The problem there can be though -
as you put it, the naive approach of trying to match all 90000 lines against each of the 1,200,000 lines on the other file, and even while at that, performing an 'contains' (Python in
) operator on the large file line, will lead to a prohibitive processing cost. You are basically talking about M x N x O operations, M being the large file size, N being the small file, and O the average length of lines in the larger file (minus average length of lines in the small file) - those are 1 trillion operations to start with - with computer operating in the GHz range, it could be feasible in a few hours, if the small file can fit into memory.
A smarter alternative would use location-independent hashes for each line in the large file. Location independent hashes can be complicated - but a few hashes of all possible word subset in the wider line can be matched against a dictionary containing all the 90.000 lines in the smaller file in constant time O(1) - doing it once for each of the 1,200,000 lines can be done in linear time -reducing this search to a few seconds from hours or days, just using string normalization and python dictionaries.
In the end, this should be all the needed code:
import re
def normalize(text):
text = text.strip().lower()
# strip punctuation
text = re.sub('[^\w\ \d]', ' ', text)
words = tuple(text.split())
return words
def normalized_subsets(text):
words = normalize(text)
combinations = set()
for i in range(len(words)):
for j in range(i + 1, len(words) + 1):
combinations.add(words[i: j])
return combinations
def main():
small = {normalize(line): linenum for
linenum, line in enumerate(open("small.txt")) if line.strip()}
with open("large.txt") as large, open("results.txt", "w") as results:
for line_num, line in large:
for combination in combinations(line):
if combination in small:
results.write(f"{linenum} {small[combination]} {line}")
main()
So, while you still see nested for
loops in this code, the nested versions only loops through the possible subsets of words in each line - for a line with 30 words, that will be less than 500 combinations - we make 500 comparisons to match any of these word-subgroup in the 90000 smaller file dictionary, as opposed to 90.000 comparisons.

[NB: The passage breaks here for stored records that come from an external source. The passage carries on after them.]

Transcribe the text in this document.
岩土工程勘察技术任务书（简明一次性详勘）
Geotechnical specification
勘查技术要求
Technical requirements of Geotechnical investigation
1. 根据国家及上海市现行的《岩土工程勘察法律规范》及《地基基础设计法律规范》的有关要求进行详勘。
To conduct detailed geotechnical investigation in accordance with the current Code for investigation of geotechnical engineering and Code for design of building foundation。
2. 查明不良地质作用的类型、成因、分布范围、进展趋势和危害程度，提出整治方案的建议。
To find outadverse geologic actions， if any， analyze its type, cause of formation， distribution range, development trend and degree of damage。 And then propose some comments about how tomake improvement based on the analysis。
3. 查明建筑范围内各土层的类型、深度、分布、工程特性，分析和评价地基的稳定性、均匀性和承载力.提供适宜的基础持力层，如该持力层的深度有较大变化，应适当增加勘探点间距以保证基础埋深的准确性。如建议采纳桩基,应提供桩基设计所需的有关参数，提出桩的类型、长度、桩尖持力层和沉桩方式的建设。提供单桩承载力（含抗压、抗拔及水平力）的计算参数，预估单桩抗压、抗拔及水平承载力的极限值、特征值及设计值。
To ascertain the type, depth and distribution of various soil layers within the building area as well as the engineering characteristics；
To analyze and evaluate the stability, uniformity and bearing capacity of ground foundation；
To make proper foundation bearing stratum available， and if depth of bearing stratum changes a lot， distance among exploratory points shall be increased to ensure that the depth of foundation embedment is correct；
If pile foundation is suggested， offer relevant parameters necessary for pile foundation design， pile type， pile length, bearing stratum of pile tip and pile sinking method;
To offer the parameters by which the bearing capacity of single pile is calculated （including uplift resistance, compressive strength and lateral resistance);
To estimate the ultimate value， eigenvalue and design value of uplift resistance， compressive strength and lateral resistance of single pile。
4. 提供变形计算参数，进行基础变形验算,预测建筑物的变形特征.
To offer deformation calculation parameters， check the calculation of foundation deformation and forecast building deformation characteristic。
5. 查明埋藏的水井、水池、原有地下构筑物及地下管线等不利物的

So, it is still a quadratic algorithm in the end, but should be sharply faster - (for the sample line in the question, after removing the punctuation, it will try a match for every element in
{('data',),
('data', 'sn'),
('data', 'sn', 'stackoverflow'),
('sn',),
('sn', 'stackoverflow'),
('stackoverflow',)}
Which is just 6 comparisons (down for a linear search in 90000 lines)
(For greater value this code is also recording the line numbers in the large file and on the smaller file at the beggining of the match line in the results file)